Yemeğimizi yedikten sonra, deniz kenarına bakan açık alanda oturduğumuz için hafif üşümüştüm. Ellerimle kollarımı sardığımda, garson iki şalla bize doğru geliyordu.

Beni benden daha çok düşünmesi karnımda kelebeklerin uçmasına sebep oluyordu.

Şalın birini omzuma yerleştirirken, diğerini ise elbisem nedeniyle oturduğumda daha çok ortaya çıkan bacaklarıma doğru koymuştum.

Sohbet etmeye başladığımız esnada, boyu epeyce uzun olan sarışın ve mavi gözlü bir beyefendi yanımıza gelmişti.

"Hoşgeldin kardeşim."

"Hoşbuldum Cenk."

"Kusura bakmayın, geldiğinizi duydum ama burada işler biraz yoğundu anca gelebildim." Sandalyeyi çekip karşımıza oturmuştu. Asaf, Cenk'in buranın sahibi olduğunu söylüyordu. Bakışların bana çevrildiği esnada konuşma ihtiyacı duydum.

"Merhaba, ben Mahur memnun oldum." dedim.

"Cenk," diyip elini uzatmıştı, Elini sıkıp tokalaşırken;

"Asıl memnun olan benim." Dedikten sonra Asaf'ın bakışları ellerimizden Cenk'e kaymıştı. Elimi yavaşça çekip geriye doğru yaslandım.

Cenk kendince bir şeyler anlatmaya başlamıştı. Masamıza oturmasından bu yana yaklaşık on dakika geçmişti fakat dinliyor gibi gözüksem de tüm dikkatim Asaf'daydı. Çok gergin gözüküyordu, parmakları ile şakaklarını ovduktan sonra bakışlarını denize çevirmişti.

Şarap kadehime uzanacağım esnada Cenk önce davranıp kadehi almıştı. Ne yaptığını anlamadığım için şaşkın bir ifadeyle ona doğru bakıyordum, Asaf'ın olanlara dahil olması ise uzun sürmemişti.

"Ne yapıyorsun Cenk?" Elleri de sorusuna eşlik eder bir şekilde hareket halindeydi.

"Bizimkiler pek anlamıyor bu şarap işlerinden, baksana size ne getirmişler." Diğer eliyle şişeyi tutuyordu şimdi de, "Mahur ilk defa gelmiş buraya.

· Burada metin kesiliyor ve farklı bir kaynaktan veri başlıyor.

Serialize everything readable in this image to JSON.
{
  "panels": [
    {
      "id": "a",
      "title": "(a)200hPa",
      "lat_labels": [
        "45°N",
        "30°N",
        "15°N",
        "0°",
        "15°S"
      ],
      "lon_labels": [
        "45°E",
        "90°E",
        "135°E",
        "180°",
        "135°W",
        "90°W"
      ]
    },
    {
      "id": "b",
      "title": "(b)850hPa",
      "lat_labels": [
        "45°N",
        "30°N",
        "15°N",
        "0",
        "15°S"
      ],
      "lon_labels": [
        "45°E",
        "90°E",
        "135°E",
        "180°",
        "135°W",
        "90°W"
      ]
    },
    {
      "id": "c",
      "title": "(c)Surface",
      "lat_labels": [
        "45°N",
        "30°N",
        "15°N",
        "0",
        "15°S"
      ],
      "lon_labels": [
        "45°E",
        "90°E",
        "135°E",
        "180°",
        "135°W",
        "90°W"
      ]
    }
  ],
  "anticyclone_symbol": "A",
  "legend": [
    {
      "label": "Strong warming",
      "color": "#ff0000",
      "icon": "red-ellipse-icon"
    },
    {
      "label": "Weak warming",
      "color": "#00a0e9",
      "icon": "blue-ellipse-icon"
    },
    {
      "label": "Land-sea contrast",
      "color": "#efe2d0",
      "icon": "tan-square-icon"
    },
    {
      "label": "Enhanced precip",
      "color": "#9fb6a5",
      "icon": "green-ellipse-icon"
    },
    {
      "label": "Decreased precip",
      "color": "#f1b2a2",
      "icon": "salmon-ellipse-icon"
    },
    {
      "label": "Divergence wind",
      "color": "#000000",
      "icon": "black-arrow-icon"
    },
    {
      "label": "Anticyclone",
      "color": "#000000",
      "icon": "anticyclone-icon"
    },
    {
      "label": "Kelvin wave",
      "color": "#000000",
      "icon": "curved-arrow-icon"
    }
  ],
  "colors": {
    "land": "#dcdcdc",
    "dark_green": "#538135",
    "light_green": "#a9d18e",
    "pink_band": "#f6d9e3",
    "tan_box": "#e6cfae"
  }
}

Misafirimizi güzel ağırlamayalım mı?" Cümlesini bitirdiği anda yüzünde silik bir gülümseme vardı.

Asaf'ın burnundan soluduğuna yemin edebilirdim. Elinden şarap kadehini alıp garsonu çağırdı, geldiğinde ise şişeyi verip kulağına bir şeyler fısıldamıştı. Saniyeler sonra sunum masasının üzerinde envai çeşit şarap şişesi duruyordu. Asaf Cenk'ten gözünü ayırmayıp, kapıda bizi karşılayan müdüre işaret yapmıştı.

"Patronunuz sizin şarap seçimlerinizden pek memnun değil..." Eliyle masayı gösteriyordu. "Cenk bey benim tercihlerime bayılır, bundan sonra bunları sunarsınız."

Cenk'in bozulduğu her halinden belliydi. Biraz daha bozulmasının zararı olmazdı değil mi?

Kollarımı masaya yaslamıştım, bundan dolayı omuzumdaki şal düşmüştü.

"Ben de bir şey söylemek istiyorum." Garsonlar işlerine geri dönerlerken Asaf ve Cenk'in bakışları bana çevrilmişti. "Bir şey istesem kendim söylerim değil mi, sonuçta "sizinkiler" bunun için buradalar... Ayrıca buraya ilk defa geldiğimi de nereden çıkarttın?"

Amacım asla burada çalışanları küçük görmek değildi zaten böyle bir şey düşündüğüm de yoktu. Benim istediğim şey onu biraz daha söylediklerinden utanmasını sağlamakken, onun daha fazla ileriye gideceğini hesaba katamamıştım.